In a time when we are all grappling with deepfakes and the protection of our own likeness, our own work, our own identities, I believe these are questions that deserve absolute clarity. I look forward to resolution in the form of transparency and the passage of appropriate legislation to help ensure that individual rights are protected.  

Johansson suddenly found herself front and center for one of the issues in the Hollywood writers and actors strikes last year – the rights to your own work and control of your identity. If you think this issue is only relevant to celebrities, think again. It will hit us all over the next few years unless – as Johansson says – appropriate legislation is passed.

The Ethical Challenges Ahead

The current issue of an AI platform mimicking the voice of a well-known actress is just one small segment of the vast ethical challenges we face with the rapid growth of generative AI. But it reveals the dilemmas we face in this era. OpenAI’s response in taking down the Sky voice notes the following,

We believe that AI voices should not deliberately mimic a celebrity’s distinctive voice — Sky’s voice is not an imitation of Scarlett Johansson but belongs to a different professional actress using her own natural speaking voice. . . . To protect their privacy, we cannot share the names of our voice talents.

Taking the AI startup at its word, it’s likely that a professional voice actor was used for the Sky voice. But clearly, Sam Altman wanted Johansson’s voice as he’s fascinated by the movie and initiated discussions with her about licensing her voice.

No Precedent For Where We Are Headed

Currently, there is simply no legal precedent for AI voice cloning. However, there are legal arguments based on misuse or false endorsement. Both the singer/actress Bette Midler (in a case against Ford Motor Co) and the singer Tom Waits (in a case with Frito-Lay) faced these issues in the past with companies using imitations of their voices.

If you want to see how this issue was handled in the pre-AI era, the law firm Gottlieb, Rackman & Reisman has a concise account of these legal cases. The details are useful, but it’s still like navigating the city you live in today with a map from another century.

The Ethical Complications of AI

But as always, AI makes it much more complicated. You’re not just hiring a professional voice actor but tweaking the result to straddle the line between a unique voice and outright appropriation of another’s voice.

Think about it for a moment. What if Sam Altman hadn’t referred to the movie Her? Would the Sky voice have been so quickly associated with Scarlett Johansson’s work? What if it sounded less like her? What if only a few people thought it was the voice of the character in Her? Where does replication cross the line into appropriation? In contrast, the cases against Ford and Frito-Lay were easy, and both celebrities were awarded damages in their trials.
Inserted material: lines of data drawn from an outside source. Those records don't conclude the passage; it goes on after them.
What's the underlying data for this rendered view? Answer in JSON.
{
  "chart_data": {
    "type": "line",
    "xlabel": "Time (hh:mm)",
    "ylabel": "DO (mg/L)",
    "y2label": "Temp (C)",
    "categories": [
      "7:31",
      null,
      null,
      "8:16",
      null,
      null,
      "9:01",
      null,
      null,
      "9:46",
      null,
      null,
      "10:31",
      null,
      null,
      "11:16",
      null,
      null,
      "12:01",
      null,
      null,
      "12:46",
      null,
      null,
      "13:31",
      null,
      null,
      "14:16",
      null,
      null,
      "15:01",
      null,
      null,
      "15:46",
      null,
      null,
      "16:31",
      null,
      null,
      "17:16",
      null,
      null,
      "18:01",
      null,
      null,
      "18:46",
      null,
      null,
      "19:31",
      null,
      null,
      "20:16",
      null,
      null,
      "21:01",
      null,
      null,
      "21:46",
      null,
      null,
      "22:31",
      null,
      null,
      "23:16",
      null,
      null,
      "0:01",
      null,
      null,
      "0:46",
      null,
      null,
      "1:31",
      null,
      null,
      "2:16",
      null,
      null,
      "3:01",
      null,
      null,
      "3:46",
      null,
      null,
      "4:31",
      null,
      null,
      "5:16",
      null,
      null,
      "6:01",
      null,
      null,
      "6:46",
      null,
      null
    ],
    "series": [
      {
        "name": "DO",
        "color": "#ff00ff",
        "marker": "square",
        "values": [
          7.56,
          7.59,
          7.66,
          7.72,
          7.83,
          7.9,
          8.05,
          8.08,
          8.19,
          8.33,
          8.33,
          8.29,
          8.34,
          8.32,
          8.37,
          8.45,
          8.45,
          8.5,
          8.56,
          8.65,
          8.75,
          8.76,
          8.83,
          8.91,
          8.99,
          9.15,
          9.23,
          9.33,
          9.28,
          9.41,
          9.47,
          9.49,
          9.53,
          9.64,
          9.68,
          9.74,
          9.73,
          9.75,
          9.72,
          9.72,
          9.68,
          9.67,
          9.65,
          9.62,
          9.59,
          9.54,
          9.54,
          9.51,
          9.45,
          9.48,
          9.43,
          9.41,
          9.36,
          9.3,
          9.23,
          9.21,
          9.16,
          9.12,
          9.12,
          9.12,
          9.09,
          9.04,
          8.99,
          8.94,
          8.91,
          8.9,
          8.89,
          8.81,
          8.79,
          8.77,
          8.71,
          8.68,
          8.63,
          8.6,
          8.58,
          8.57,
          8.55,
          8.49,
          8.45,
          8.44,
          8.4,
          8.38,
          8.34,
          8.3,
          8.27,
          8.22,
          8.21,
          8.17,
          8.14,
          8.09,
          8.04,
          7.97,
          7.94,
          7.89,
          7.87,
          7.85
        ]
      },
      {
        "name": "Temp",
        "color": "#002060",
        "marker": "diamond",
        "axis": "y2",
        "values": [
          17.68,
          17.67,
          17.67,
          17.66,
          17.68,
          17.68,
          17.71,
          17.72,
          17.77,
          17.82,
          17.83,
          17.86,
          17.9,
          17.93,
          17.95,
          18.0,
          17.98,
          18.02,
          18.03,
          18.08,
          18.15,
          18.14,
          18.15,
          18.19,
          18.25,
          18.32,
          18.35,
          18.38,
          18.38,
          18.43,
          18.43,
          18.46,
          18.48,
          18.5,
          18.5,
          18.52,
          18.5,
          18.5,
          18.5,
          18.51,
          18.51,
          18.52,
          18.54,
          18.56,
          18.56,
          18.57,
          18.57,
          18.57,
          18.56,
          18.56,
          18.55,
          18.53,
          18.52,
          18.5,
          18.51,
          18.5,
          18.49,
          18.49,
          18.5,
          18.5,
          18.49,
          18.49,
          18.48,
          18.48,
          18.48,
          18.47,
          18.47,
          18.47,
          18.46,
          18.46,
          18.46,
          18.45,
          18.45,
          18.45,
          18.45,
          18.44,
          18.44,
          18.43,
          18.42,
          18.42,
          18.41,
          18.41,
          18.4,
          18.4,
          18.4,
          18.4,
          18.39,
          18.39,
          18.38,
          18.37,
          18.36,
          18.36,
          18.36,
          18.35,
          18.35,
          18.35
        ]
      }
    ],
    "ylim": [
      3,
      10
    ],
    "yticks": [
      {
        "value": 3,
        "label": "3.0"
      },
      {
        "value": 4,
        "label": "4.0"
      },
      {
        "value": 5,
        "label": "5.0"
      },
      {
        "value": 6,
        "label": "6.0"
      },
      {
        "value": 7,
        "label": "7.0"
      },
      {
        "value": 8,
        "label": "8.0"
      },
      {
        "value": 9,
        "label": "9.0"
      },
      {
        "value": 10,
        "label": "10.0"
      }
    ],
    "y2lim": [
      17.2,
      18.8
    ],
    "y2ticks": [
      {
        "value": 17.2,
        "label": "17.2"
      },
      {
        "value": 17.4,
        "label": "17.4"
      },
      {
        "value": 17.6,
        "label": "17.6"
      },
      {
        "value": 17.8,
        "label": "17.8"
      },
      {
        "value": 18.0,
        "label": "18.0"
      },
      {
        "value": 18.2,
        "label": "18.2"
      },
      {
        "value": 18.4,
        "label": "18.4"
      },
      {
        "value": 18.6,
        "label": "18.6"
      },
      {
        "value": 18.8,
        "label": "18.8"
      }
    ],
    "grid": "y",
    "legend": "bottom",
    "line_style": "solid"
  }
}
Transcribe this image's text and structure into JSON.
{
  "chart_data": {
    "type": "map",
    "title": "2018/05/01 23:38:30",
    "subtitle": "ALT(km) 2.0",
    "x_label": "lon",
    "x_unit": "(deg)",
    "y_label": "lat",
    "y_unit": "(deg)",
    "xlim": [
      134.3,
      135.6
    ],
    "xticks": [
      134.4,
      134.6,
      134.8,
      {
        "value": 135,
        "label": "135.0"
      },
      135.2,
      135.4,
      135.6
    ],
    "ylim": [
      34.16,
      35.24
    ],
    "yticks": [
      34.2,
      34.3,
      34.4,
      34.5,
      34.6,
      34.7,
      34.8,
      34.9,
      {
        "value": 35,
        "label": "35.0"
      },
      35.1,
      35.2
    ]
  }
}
And if that isn’t complicated enough, there are currently no laws against using the voice of a deceased person. We’ve already seen the unsettling use this year of the voices of children killed by gun violence becoming part of a phone campaign targeting the U.S. Congress. The campaign by The Shotline raised a host of questions about parents using the voices of their deceased children. They argue it’s ethical as the parents are creating the voices. But it is still using the voices of children no longer here – and who were never asked if they wanted to speak from beyond the grave.

Only The Beginning

How this conflict plays out over the next few weeks will be interesting. No doubt, OpenAI will not release the Sky voice again—or at least not in its current form. But it remains to be seen if Scarlett Johansson continues to seek a legal remedy. Our laws were designed for another era, where technology didn’t factor into replicating another’s voice. As the use of AI explodes, it becomes increasingly clear that we will need new laws and regulations to deal with the appropriation and misuse of identity.

As Scarlett Johansson said,

I believe these are questions that deserve absolute clarity.